2. Problem: current experience, struggles & behaviours of users with specific dietary lifestyles

 

As the user research points out, there’s quite a large disconnect between what users with specific dietary preferences can safely choose from and what restaurants have on offer ― there are thousands of meals that would already meet many given dietary preferences, yet without sufficient dietary information, will never reach potential users.

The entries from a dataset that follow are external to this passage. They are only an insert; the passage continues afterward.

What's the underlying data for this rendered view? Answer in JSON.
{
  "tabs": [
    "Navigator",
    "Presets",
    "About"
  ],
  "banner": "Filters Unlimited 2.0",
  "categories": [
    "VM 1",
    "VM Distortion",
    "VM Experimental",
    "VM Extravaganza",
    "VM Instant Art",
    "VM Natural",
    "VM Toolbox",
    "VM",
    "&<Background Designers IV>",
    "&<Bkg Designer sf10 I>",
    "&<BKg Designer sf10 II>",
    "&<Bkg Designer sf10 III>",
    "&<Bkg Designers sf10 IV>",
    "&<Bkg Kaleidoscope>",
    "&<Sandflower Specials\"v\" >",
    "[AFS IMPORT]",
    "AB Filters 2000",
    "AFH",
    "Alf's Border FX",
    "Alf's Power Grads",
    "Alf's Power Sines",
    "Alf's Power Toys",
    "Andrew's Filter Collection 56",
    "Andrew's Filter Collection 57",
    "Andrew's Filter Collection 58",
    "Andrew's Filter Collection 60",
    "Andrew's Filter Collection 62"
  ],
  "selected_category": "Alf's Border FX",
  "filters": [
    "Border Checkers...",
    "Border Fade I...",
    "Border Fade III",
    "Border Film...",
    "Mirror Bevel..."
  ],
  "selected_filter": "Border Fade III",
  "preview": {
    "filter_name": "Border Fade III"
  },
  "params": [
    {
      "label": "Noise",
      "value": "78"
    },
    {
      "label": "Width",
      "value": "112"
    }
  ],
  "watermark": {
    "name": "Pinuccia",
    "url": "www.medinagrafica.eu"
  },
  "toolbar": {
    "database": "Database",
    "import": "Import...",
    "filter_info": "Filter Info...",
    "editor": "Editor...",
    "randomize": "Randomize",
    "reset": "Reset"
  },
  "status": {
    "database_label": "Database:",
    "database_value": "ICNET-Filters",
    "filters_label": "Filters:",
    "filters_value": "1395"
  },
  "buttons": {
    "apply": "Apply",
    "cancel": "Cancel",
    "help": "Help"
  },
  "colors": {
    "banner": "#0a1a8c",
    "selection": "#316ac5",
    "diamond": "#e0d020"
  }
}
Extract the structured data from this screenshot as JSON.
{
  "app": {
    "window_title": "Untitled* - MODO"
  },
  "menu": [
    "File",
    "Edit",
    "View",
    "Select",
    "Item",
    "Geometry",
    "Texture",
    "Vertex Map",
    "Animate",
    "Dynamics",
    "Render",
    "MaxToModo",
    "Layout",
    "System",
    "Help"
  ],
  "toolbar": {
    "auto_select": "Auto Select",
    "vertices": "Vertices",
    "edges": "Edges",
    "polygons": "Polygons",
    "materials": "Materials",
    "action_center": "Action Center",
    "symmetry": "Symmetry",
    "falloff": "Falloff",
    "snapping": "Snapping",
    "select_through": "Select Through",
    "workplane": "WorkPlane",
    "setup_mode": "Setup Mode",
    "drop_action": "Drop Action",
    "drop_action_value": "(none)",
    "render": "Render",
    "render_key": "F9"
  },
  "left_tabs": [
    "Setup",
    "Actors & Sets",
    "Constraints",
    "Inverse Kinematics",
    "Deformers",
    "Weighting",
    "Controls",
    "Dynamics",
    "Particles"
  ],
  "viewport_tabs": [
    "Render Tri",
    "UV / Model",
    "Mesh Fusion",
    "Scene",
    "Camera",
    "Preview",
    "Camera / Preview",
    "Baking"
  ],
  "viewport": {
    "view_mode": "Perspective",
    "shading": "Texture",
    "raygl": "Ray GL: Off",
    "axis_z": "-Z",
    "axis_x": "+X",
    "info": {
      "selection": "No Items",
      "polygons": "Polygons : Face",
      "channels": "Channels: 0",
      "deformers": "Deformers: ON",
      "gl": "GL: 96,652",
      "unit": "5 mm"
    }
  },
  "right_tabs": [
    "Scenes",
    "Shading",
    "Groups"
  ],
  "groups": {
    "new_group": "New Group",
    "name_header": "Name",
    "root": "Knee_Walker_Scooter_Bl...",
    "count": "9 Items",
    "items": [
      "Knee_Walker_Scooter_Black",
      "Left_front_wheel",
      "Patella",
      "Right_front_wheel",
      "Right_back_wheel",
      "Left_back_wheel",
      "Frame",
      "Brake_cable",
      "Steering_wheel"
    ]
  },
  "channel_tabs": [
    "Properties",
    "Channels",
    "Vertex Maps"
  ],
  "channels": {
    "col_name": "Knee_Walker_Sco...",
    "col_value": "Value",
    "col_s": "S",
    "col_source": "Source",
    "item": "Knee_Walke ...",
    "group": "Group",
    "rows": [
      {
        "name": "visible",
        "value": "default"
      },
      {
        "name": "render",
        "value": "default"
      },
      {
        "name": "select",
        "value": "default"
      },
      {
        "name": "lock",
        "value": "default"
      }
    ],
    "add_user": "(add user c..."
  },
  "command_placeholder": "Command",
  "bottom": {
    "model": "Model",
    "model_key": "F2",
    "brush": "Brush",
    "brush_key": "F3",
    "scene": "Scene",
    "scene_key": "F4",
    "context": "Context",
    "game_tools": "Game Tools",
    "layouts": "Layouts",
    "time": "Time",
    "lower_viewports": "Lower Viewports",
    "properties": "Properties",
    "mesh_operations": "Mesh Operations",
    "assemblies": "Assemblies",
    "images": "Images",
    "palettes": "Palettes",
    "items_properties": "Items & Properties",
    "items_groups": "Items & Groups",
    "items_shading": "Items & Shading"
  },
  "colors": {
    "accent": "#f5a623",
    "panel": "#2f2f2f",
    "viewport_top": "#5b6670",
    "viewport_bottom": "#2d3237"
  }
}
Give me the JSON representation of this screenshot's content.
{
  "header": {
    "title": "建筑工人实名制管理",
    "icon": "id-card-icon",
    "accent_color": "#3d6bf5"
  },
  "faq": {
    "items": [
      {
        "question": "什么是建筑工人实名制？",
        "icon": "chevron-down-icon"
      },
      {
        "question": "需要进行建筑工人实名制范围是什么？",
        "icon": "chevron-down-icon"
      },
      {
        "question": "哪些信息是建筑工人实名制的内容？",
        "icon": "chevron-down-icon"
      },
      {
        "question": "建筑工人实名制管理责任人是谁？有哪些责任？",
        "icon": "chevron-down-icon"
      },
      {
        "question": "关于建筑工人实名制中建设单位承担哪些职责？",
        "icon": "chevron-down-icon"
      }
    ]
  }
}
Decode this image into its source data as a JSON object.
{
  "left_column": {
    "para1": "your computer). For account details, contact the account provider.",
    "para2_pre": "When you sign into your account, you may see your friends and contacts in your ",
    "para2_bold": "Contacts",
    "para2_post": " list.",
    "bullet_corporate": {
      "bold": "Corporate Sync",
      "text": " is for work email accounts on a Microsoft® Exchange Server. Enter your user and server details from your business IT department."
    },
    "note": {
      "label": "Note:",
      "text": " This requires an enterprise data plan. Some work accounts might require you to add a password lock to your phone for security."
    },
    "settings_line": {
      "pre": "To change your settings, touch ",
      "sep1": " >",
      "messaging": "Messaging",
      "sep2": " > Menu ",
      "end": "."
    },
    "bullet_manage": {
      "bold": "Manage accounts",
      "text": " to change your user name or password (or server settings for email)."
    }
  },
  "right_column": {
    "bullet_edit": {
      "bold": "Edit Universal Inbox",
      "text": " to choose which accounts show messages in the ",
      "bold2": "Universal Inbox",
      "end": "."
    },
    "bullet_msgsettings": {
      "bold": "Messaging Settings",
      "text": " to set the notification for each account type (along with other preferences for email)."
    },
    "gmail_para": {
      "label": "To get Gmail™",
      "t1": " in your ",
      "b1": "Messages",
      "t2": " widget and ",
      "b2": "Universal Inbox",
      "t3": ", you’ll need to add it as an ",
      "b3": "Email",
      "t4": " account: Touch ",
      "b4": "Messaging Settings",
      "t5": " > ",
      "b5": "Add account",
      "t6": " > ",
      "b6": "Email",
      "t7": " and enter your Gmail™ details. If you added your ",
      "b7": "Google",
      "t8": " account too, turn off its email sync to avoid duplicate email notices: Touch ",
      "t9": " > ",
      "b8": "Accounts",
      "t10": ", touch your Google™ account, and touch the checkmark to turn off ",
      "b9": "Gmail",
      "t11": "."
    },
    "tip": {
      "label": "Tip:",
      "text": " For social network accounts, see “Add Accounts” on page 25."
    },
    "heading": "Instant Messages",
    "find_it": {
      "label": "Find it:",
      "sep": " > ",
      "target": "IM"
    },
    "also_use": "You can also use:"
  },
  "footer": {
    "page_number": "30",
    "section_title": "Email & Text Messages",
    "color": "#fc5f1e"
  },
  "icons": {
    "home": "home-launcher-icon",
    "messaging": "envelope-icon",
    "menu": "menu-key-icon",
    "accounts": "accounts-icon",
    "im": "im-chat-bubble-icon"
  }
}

Highlighted as the biggest pain points amongst the users ― the lack of readily accessible and reliable dietary information, the complexity of obtaining it and the overload of irrelevant options ― proves the user journey to be unnecessarily complicated, inefficient and even frustrating. May the result be user’s complete disengagement or only a very occasional use of the Deliveroo app, these are the challenges encountered while attempting to order:

Users’ Pain Points:

  Information provided often isn’t clear/reliable enough
  Having to additionally gather enough information to determine if the dish is “safe”
  Seeing a lot of irrelevant options
  Awkward, repetitive, lengthy and sometimes costly process

 

Users’ Desires:

  Ability to choose a dish a lot faster
  Certainty the desired dish is “safe”
  More straightforward process
  Seeing relevant options only
  Avoiding food waste
  Convenience

3. Solution: Systemising data, streamlining the process & introducing personalisation

 

Streamlining the filtering process by systemising the inputted dietary information while optimising the experience for the users — such as introducing personalisation to increase engagement, retention rate and convenience — would, in the long run, be beneficial to Deliveroo, the customers, and all of the restaurants:

Solution for Deliveroo:

  Introducing full ingredient lists: classifying this metadata to inform the dietary & allergen system that works seamlessly with the filtering system — this would also allow users to filter less common allergens as well as that “coriander” dislike

  Expanding the dietary list to include all of the common dietary preferences: celery, crustaceans, eggs, fish, gluten, lupin, milk, molluscs, mustard, peanuts, sesame, soybeans, sulphur dioxide, sulphites and tree nuts & organic, vegetarian, vegan, halal, kosher, ketogenic, paleo, Whole30 and raw

  Introducing dynamic filtering based on predefined user preferences: showing only relevant promotions & search results

  Saving customer’s selected dietary preferences and displaying them on the homescreen & throughout the checkout process to increase confidence in the right dietary dish being selected

Solution for the users:

  Increasing trust & engagement by showing full ingredient lists and by providing unified dietary & allergen information
  Filtering including all of the common dietary preferences
  Saving user’s dietary preferences
  Showing only relevant promotions & search results

 

Solution for the restaurants:

  Option to input full ingredient list into this system
  Opt in/out option for participating

4. Conclusion: innovating with current & future users in mind

 

A considerable shift in this direction has already been happening across the whole industry, however perhaps not yet at an ideal pace. The ever-growing number of the population following specific dietary lifestyles shows us that this trend won’t be slowing down anytime soon and that it’s up to the companies to innovate around this matter sooner rather than later. Moving forward, Deliveroo as well as the whole food industry, could now utilise the data, strategise and improve their products to stay relevant to user needs.

While this might not be the easiest of features to implement, seeing an influx of a whole new customer base and an increased engagement from the existing one, while bringing in more profits and customer loyalty for Deliveroo as well as for the restaurants, could perhaps be a good reason to do so. 

 

“Deliveroo reimagined. For all of us.”